Just because ad shapes should be standardized that doesn't mean that the screens should be one shape, size or material, however. Adrian Cotterill, president of WeAreON, based in the U.K., said that, rather than the horizontal shapes of screens that prevail in Canada, the European community has moved more and more towards vertical screens.

"Think of them in terms of posters," Cotterill said. "They're in the out-of-home budgets." He spoke of having seen screens in human shapes, screens in L-shapes and as square borders centered by mannequins, as well as screens embedded in concrete.

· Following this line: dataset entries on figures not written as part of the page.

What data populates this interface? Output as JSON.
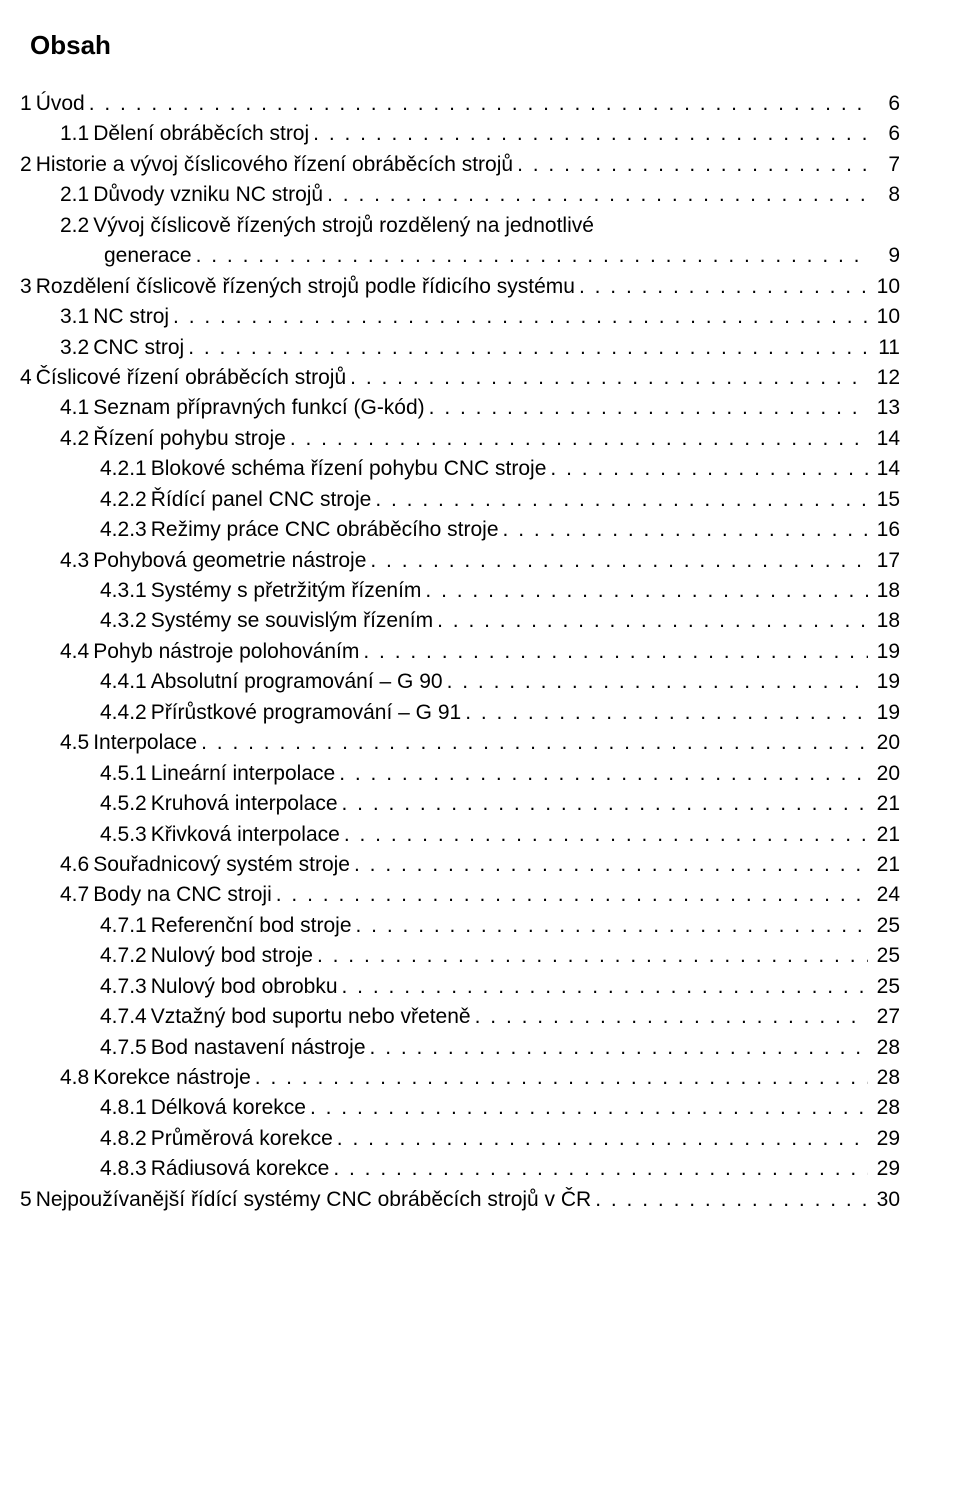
{
  "document": {
    "title": "Obsah",
    "font_family": "Arial",
    "title_fontsize": 26,
    "body_fontsize": 21,
    "text_color": "#000000",
    "background_color": "#ffffff",
    "entries": [
      {
        "level": 0,
        "num": "1",
        "text": "Úvod",
        "page": "6"
      },
      {
        "level": 1,
        "num": "1.1",
        "text": "Dělení obráběcích stroj",
        "page": "6"
      },
      {
        "level": 0,
        "num": "2",
        "text": "Historie a vývoj číslicového řízení obráběcích strojů",
        "page": "7"
      },
      {
        "level": 1,
        "num": "2.1",
        "text": "Důvody vzniku NC strojů",
        "page": "8"
      },
      {
        "level": 1,
        "num": "2.2",
        "text": "Vývoj číslicově řízených strojů rozdělený na jednotlivé",
        "page": "",
        "nowrap_leader": true
      },
      {
        "level": "wrap",
        "num": "",
        "text": "generace",
        "page": "9"
      },
      {
        "level": 0,
        "num": "3",
        "text": "Rozdělení číslicově řízených strojů podle řídicího systému",
        "page": "10"
      },
      {
        "level": 1,
        "num": "3.1",
        "text": "NC stroj",
        "page": "10"
      },
      {
        "level": 1,
        "num": "3.2",
        "text": "CNC stroj",
        "page": "11"
      },
      {
        "level": 0,
        "num": "4",
        "text": "Číslicové řízení obráběcích strojů",
        "page": "12"
      },
      {
        "level": 1,
        "num": "4.1",
        "text": "Seznam přípravných funkcí (G-kód)",
        "page": "13"
      },
      {
        "level": 1,
        "num": "4.2",
        "text": "Řízení pohybu stroje",
        "page": "14"
      },
      {
        "level": 2,
        "num": "4.2.1",
        "text": "Blokové schéma řízení pohybu CNC stroje",
        "page": "14"
      },
      {
        "level": 2,
        "num": "4.2.2",
        "text": "Řídící panel CNC stroje",
        "page": "15"
      },
      {
        "level": 2,
        "num": "4.2.3",
        "text": "Režimy práce CNC obráběcího stroje",
        "page": "16"
      },
      {
        "level": 1,
        "num": "4.3",
        "text": "Pohybová geometrie nástroje",
        "page": "17"
      },
      {
        "level": 2,
        "num": "4.3.1",
        "text": "Systémy s přetržitým řízením",
        "page": "18"
      },
      {
        "level": 2,
        "num": "4.3.2",
        "text": "Systémy se souvislým řízením",
        "page": "18"
      },
      {
        "level": 1,
        "num": "4.4",
        "text": "Pohyb nástroje polohováním",
        "page": "19"
      },
      {
        "level": 2,
        "num": "4.4.1",
        "text": "Absolutní programování – G 90",
        "page": "19"
      },
      {
        "level": 2,
        "num": "4.4.2",
        "text": "Přírůstkové programování – G 91",
        "page": "19"
      },
      {
        "level": 1,
        "num": "4.5",
        "text": "Interpolace",
        "page": "20"
      },
      {
        "level": 2,
        "num": "4.5.1",
        "text": "Lineární interpolace",
        "page": "20"
      },
      {
        "level": 2,
        "num": "4.5.2",
        "text": "Kruhová interpolace",
        "page": "21"
      },
      {
        "level": 2,
        "num": "4.5.3",
        "text": "Křivková interpolace",
        "page": "21"
      },
      {
        "level": 1,
        "num": "4.6",
        "text": "Souřadnicový systém stroje",
        "page": "21"
      },
      {
        "level": 1,
        "num": "4.7",
        "text": "Body na CNC stroji",
        "page": "24"
      },
      {
        "level": 2,
        "num": "4.7.1",
        "text": "Referenční bod stroje",
        "page": "25"
      },
      {
        "level": 2,
        "num": "4.7.2",
        "text": "Nulový bod stroje",
        "page": "25"
      },
      {
        "level": 2,
        "num": "4.7.3",
        "text": "Nulový bod obrobku",
        "page": "25"
      },
      {
        "level": 2,
        "num": "4.7.4",
        "text": "Vztažný bod suportu nebo vřeteně",
        "page": "27"
      },
      {
        "level": 2,
        "num": "4.7.5",
        "text": "Bod nastavení nástroje",
        "page": "28"
      },
      {
        "level": 1,
        "num": "4.8",
        "text": "Korekce nástroje",
        "page": "28"
      },
      {
        "level": 2,
        "num": "4.8.1",
        "text": "Délková korekce",
        "page": "28"
      },
      {
        "level": 2,
        "num": "4.8.2",
        "text": "Průměrová korekce",
        "page": "29"
      },
      {
        "level": 2,
        "num": "4.8.3",
        "text": "Rádiusová korekce",
        "page": "29"
      },
      {
        "level": 0,
        "num": "5",
        "text": "Nejpoužívanější řídící systémy CNC obráběcích strojů v ČR",
        "page": "30"
      }
    ]
  }
}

The most prevalent area of growth in digital signage is in retail. With 75% of all purchasing decisions made in-store, grocery stores are adopting digital signage in great numbers, are as food courts, malls, and in increasing amounts, drugstores. But others mentioned by speakers included:
. medical clincs; ("They're hot," said Haynes.)
. mass merchandisers such as Wal-Mart;
. automobile dealers;
. in taxis ("A major growth area," said Bill Gerba, CEO, Wirespring Technologies, Fort Lauderdale, Florida.)
. gas pump tops;
. vending machines. (A big growth possibility," Gerba said.)

"New applications in healthcare, transit and corporate communications are fueling demand for 'big screen' digital signage," said Gerba.

What we'll see more of in the future:
. LED backlits;
. OLEDs (Organic Light-Emitting Diodes: brighter, thinner, lighter, faster, cooler, and clearer close up);
. Barcode screens that allow a mobile device to take a photo and get a coupon;
. Digital street furniture;
. User-generated content;
- and cities complaining of digital clutter!

And what we should see less of in the future:
. 30-sec. ads (too long for digital signs except in rare cases such as in medical waiting rooms);
. news and weather strips.

"News tickers are the worst thing on digital signs," said Cotterill. "And if you want to know the weather, look out the window."

Figures of the size of the digital industry are hard to come by. Gerba quoted several figures by several different companies. One figure given was $1.3 billion in the U.S., a 28% increase over 2006. He said that merchandising units are outpacing advertising units two-to-one.

And, like other speakers, Gerba agreed that measurement continues to be a challenge.